Sunday, November 12, 2006

Stained glass masquerade


Is there anyone that fails? Is there anyone that falls? Am I the only one in church today feelin' so small? 'Cause when I take a look around, everybody seems so strong. I know they'll soon discover that I don't belong. So I tuck it all away, like everything's okay. If I make them all believe it, maybe I'll believe it too. So with a painted grin, I play the part again so everyone will see me the way that I see them.

Is there anyone who's been there? Are there any hands to raise? Am I the only one who's traded in the altar for a stage? The performance is convincing and we know every line by heart. Only when no one is watching can we really fall apart.

But would it set me free if I dared to let you see the truth behind the person that you imagine me to be? Would your arms be open or would you walk away? Would the love of Jesus be enough to make you stay?
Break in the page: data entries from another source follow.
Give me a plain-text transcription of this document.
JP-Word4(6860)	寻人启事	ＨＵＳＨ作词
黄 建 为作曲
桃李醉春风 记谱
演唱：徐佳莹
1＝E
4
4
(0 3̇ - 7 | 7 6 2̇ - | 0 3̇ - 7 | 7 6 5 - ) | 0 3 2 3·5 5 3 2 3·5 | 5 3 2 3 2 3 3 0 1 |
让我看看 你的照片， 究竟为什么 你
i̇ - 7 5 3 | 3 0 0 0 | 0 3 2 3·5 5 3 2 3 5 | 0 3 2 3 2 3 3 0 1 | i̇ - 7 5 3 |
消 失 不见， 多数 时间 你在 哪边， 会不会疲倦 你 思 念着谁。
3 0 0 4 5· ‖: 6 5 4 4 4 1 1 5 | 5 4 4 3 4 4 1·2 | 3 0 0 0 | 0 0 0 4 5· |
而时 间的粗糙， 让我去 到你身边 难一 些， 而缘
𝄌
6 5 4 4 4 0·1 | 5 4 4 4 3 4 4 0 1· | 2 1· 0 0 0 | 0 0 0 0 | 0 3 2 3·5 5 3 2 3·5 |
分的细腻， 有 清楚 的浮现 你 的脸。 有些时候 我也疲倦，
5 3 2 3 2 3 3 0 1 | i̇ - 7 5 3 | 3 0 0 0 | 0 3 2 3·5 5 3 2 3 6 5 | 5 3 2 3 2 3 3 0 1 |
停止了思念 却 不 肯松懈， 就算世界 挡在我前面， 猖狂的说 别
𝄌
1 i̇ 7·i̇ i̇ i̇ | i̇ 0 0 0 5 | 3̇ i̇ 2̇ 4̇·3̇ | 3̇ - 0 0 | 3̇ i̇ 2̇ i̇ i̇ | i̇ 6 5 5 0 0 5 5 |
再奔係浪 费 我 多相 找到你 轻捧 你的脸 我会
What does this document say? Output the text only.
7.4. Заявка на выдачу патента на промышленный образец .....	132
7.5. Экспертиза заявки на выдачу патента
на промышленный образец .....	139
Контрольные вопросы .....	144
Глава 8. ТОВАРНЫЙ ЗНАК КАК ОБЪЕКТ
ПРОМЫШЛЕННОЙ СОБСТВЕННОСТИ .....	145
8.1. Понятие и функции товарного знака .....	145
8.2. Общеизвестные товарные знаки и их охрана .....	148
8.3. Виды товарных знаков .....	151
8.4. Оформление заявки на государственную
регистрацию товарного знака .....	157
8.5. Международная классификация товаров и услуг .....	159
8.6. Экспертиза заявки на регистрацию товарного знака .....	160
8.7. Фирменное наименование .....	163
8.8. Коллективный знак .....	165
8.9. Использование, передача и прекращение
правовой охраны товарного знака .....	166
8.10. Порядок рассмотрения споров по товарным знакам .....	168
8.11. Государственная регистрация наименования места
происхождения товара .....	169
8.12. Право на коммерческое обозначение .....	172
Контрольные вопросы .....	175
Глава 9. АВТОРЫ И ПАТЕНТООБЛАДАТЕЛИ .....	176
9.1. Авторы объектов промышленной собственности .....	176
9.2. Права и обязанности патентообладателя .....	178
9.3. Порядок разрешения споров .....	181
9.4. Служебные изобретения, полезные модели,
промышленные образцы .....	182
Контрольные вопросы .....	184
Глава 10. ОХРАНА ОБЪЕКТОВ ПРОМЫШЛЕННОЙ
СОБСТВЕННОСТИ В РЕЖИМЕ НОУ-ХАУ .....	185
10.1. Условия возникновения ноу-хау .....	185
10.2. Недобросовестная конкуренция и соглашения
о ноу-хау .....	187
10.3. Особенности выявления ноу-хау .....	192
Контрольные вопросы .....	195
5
Are we happy plastic people under shiny plastic steeples with walls around our weakness and smiles to hide our pain? But if the invitation's open to every heart that has been broken, maybe then we close the curtain on our stained glass masquerade.

This song by Casting Crowns speaks very much about how I feel on Sundays. Is there anyone else feeling how I feel? Does anyone else think themselves unworthy and often out of place? Does anyone else ever feel like they don't belong?

I've wondered for a very long time about the depth of the love Jesus calls us to have for one another. How many of us could withstand a test of that love? If we let go of our pretenses and were honest with our brothers and sisters in Christ, would we continue in the love we profess to have? In the same way that we all want the kind of friends we can be honest with about our weakness and our hurt, we ourselves have to be gracious and understanding and compassionate to those who have weaknesses and hurts we don't.

The album booklet has this to say:
"I don't think it bothers the world that we sin. I think it bothers the world that we act like we don't. There are times that instead of being myself and exposing my own weakness and hurt, I portray a character of the person that I know I should be. But when I expose myself as weak and frail at times, it frees the Body of Christ to restore me as it should and invites others to unmask as well."

By Chester with 1 comment

1 comments:

Honestly?

Yeah.

Been that way for a goooood long time, in fact. I seriously don't know what I'm doing or where I'm going on the so called spiritual journey, if I can call it that....

Isn't it only a journey if you're actually going somewhere?